To follow up on my point before, if the super conferences shake out, this is what I have given a few different variables:
1) The Big 10 will only invite an AAU school (with the exception of ND)
2) The SEC will not expand into a state it already has a footprint in
3) With Texas A&M leaving and the legislature not able to stop them (should that come to pass), Baylor no longer has any protection.
If these assumptions were true, this is what I have:
Big 10:
Georgia Tech
Illinois
Indiana
Iowa
Maryland
Michigan
Michigan State
Minnesota
Missouri
Nebraska
Northwestern
Notre Dame
Ohio State
Penn State
Purdue
Wisconsin
The Big 10 gets into the Atlanta, Baltimore/DC, KC, St. Louis markets, and they get Notre Dame.
Pac 16:
Arizona
Arizona State
Cal
Colorado
Oklahoma
Oklahoma State
Oregon
Oregon State
Stanford
Texas
Texas Tech
UCLA
USC
Utah
Washington
Washington State
The Okie schools and Texas and Tech come along to round out at 16.
SEC:
Alabama
Arkansas
Auburn
Florida
Georgia
Kentucky
LSU
Mississippi
Mississippi State
North Carolina
South Carolina
Tennessee
Texas A&M
Vanderbilt
Virginia Tech
West Virginia
The SEC adds four new states to it's footprint, and it doesn't tick off any existing member schools. Also, It still fits, geographically, because all four states added current border at least one current SEC member state.
Refugee (I have what I consider to be 15 safe additions):
Boston College
Clemson
Florida State
Iowa State
Kansas
Kansas State
Louisville
Miami
NC State
Pitt
Rutgers
Syracuse
TCU
UConn
Virgina
This is a combination any school leftover that is (A) a public institution, (B) has a stadium that holds at least 44,000 (that they don't lease from a pro sports team), or (C) currently lives in a BCS conference. I forgot to add TCU earlier because starting in 2012, they'll be in the Big East, so, yeah, they're in there.

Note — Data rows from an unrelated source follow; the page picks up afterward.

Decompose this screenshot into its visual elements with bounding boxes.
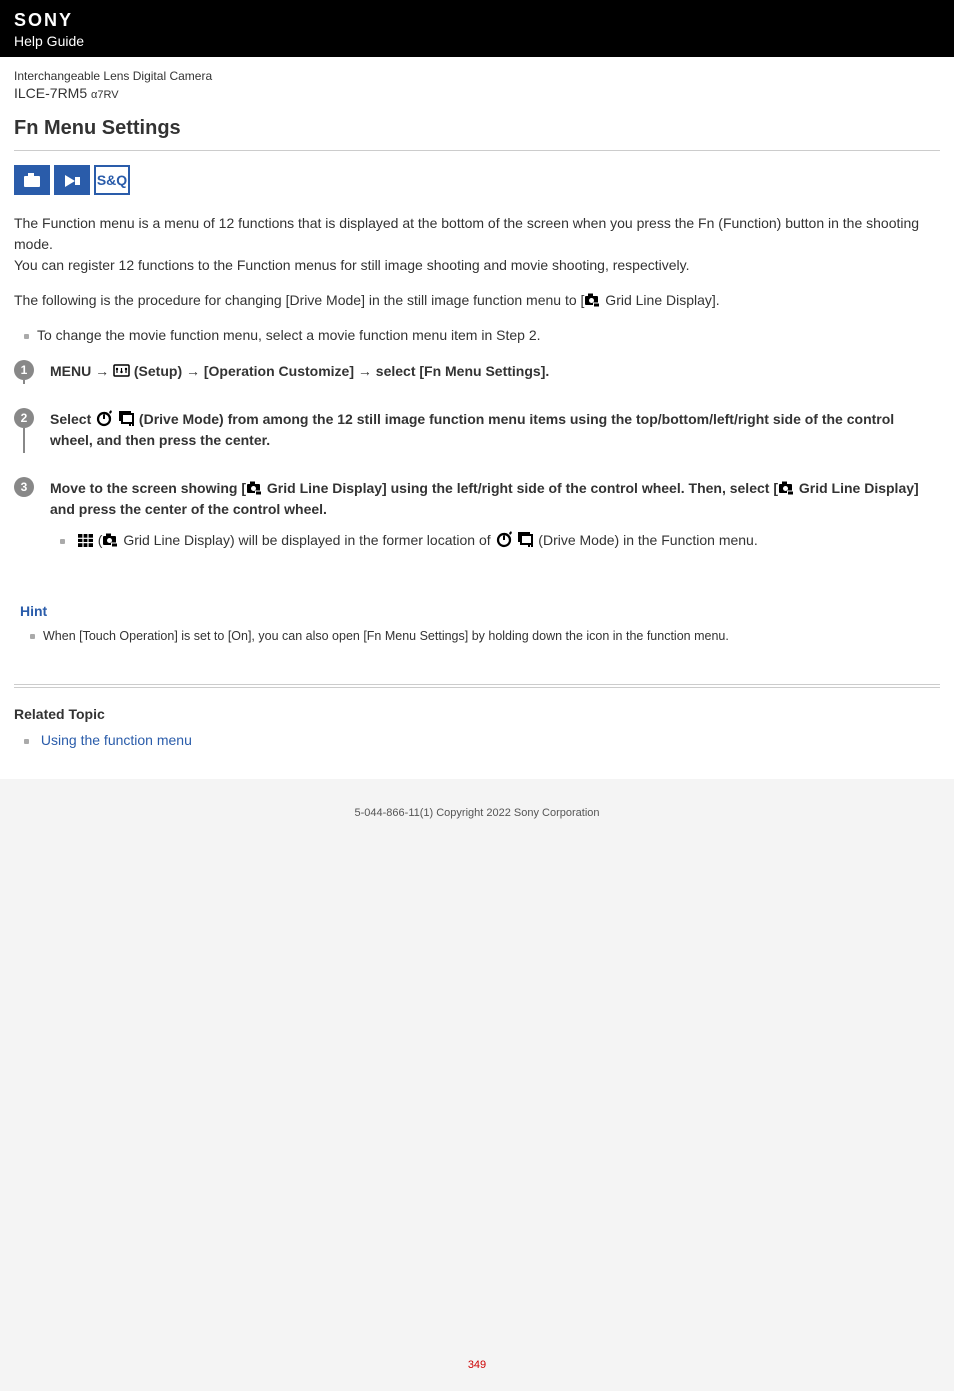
stack-icon (117, 409, 135, 427)
step-1-number: 1 (14, 360, 34, 380)
step-1-b: (Setup) → [Operation Customize] → select… (130, 363, 549, 379)
cam-mini-icon (584, 292, 601, 308)
step-2-text: Select (Drive Mode) from among the 12 st… (50, 411, 894, 448)
step-connector (23, 380, 25, 384)
section-divider (14, 684, 940, 688)
page-title: Fn Menu Settings (14, 117, 940, 140)
header-bar: SONY Help Guide (0, 0, 954, 57)
cam-mini-icon (102, 532, 119, 548)
related-link[interactable]: Using the function menu (41, 732, 192, 748)
page-number: 349 (0, 1359, 954, 1371)
copyright-text: 5-044-866-11(1) Copyright 2022 Sony Corp… (0, 807, 954, 819)
step-2: 2 Select (Drive Mode) from among the 12 … (14, 408, 940, 477)
step-connector (23, 428, 25, 453)
product-model: ILCE-7RM5 α7RV (14, 85, 940, 101)
note-list: To change the movie function menu, selec… (14, 325, 940, 346)
intro-paragraph: The Function menu is a menu of 12 functi… (14, 213, 940, 276)
step-3-sub-a: ( (94, 532, 103, 548)
step-3-sublist: ( Grid Line Display) will be displayed i… (50, 530, 940, 551)
step-3-sub-b: Grid Line Display) will be displayed in … (119, 532, 494, 548)
step-1-a: MENU → (50, 363, 113, 379)
intro-line1: The Function menu is a menu of 12 functi… (14, 215, 919, 252)
setup-icon (113, 362, 130, 379)
related-title: Related Topic (14, 706, 940, 722)
brand-logo: SONY (14, 10, 940, 31)
timer-icon (495, 530, 513, 548)
cam-mini-icon (778, 480, 795, 496)
hint-list: When [Touch Operation] is set to [On], y… (20, 627, 934, 646)
hint-box: Hint When [Touch Operation] is set to [O… (14, 599, 940, 664)
step-3: 3 Move to the screen showing [ Grid Line… (14, 477, 940, 577)
related-list: Using the function menu (14, 730, 940, 751)
hint-item: When [Touch Operation] is set to [On], y… (30, 627, 934, 646)
step-1: 1 MENU → (Setup) → [Operation Customize]… (14, 360, 940, 408)
mode-icon-row: S&Q (14, 165, 940, 195)
step-3-number: 3 (14, 477, 34, 497)
step-3-b: Grid Line Display] using the left/right … (263, 480, 778, 496)
model-code: ILCE-7RM5 (14, 85, 87, 101)
model-alpha: α7RV (91, 89, 119, 101)
timer-icon (95, 409, 113, 427)
note-item: To change the movie function menu, selec… (24, 325, 940, 346)
step-3-sub-c: (Drive Mode) in the Function menu. (534, 532, 757, 548)
grid-icon (77, 533, 94, 548)
movie-mode-icon (54, 165, 90, 195)
still-mode-icon (14, 165, 50, 195)
footer: 5-044-866-11(1) Copyright 2022 Sony Corp… (0, 779, 954, 1391)
steps-list: 1 MENU → (Setup) → [Operation Customize]… (14, 360, 940, 577)
title-divider (14, 150, 940, 151)
hint-title: Hint (20, 603, 934, 619)
help-guide-label: Help Guide (14, 33, 940, 49)
procedure-intro: The following is the procedure for chang… (14, 290, 940, 311)
step-3-text: Move to the screen showing [ Grid Line D… (50, 480, 919, 517)
step-1-text: MENU → (Setup) → [Operation Customize] →… (50, 363, 549, 379)
step-3-a: Move to the screen showing [ (50, 480, 246, 496)
step-3-subitem: ( Grid Line Display) will be displayed i… (60, 530, 940, 551)
related-section: Related Topic Using the function menu (14, 706, 940, 751)
cam-mini-icon (246, 480, 263, 496)
stack-icon (516, 530, 534, 548)
content-region: Interchangeable Lens Digital Camera ILCE… (0, 57, 954, 751)
related-item: Using the function menu (24, 730, 940, 751)
step-2-a: Select (50, 411, 95, 427)
intro-line2: You can register 12 functions to the Fun… (14, 257, 690, 273)
proc-text-a: The following is the procedure for chang… (14, 292, 584, 308)
proc-text-b: Grid Line Display]. (601, 292, 719, 308)
product-description: Interchangeable Lens Digital Camera (14, 69, 940, 83)
step-2-b: (Drive Mode) from among the 12 still ima… (50, 411, 894, 448)
sq-mode-icon: S&Q (94, 165, 130, 195)
step-2-number: 2 (14, 408, 34, 428)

The schools that would fight for the sixteenth spot:
Cincinnati
USF
BYU
Cincy has a dump of a stadium, and from what I understand, it would be very costly for them to make any renovations to it that would actually make it comparable to what the rest of the refugee schools have. It questions their ability to invest the funds necessary to compete at the super conference level.
USF doesn't even have their own stadium, but unlike Pitt (who uses Heinz Field), they don't really have any fans to fill said leased stadium. Last year, they averaged under 30K fans per game. That's not good.
BYU seems like a slam dunk choice with one major flaw; they are the only school west of the Central time zone. It's cool to have a conference in multiple time zones, but when you're the only member in the Mountain time zone, that refuses to compete on Sundays, it could be a hindrance regardless of how good you are. The logistics of playing games with BYU when you have a conference of teams mainly constituted east of the Mississippi would be a nightmare.
If I'm a betting man, Cincy would get the nod because they have a basketball team worth inviting to the table, and it would tip the scales in their favor.
I omitted Duke, Wake, and Baylor from the list. Neither Duke or Wake will ever invest the money necessary to compete in a super-conference. They don't have the alumni numbers, they don't have the attendance, and frankly, they don't have the infrastructure. Yes, they have basketball, but there will be a bunch of other really great basketball schools getting left behind when the Big East collapses, and they can just go hang out with them.
Baylor is just screwed because everyone hates Baylor, and no university president will willingly invite Ken Starr into their group. Period.
That gets you to 64, and I think it's a workable premise. I'm omitting Boise St., all of C-USA, etc. because, frankly, people assuming they'll get taken in the realignment is silly. Our assets and operating budgets put theirs to shame, and they simply don't have the infrastructure to be considered when you're trying to pick up the pieces.
I know that I'll get a lot of DNR responses from this, but the bottom line is that we're fine. I think all scenarios see us into the super-conferences.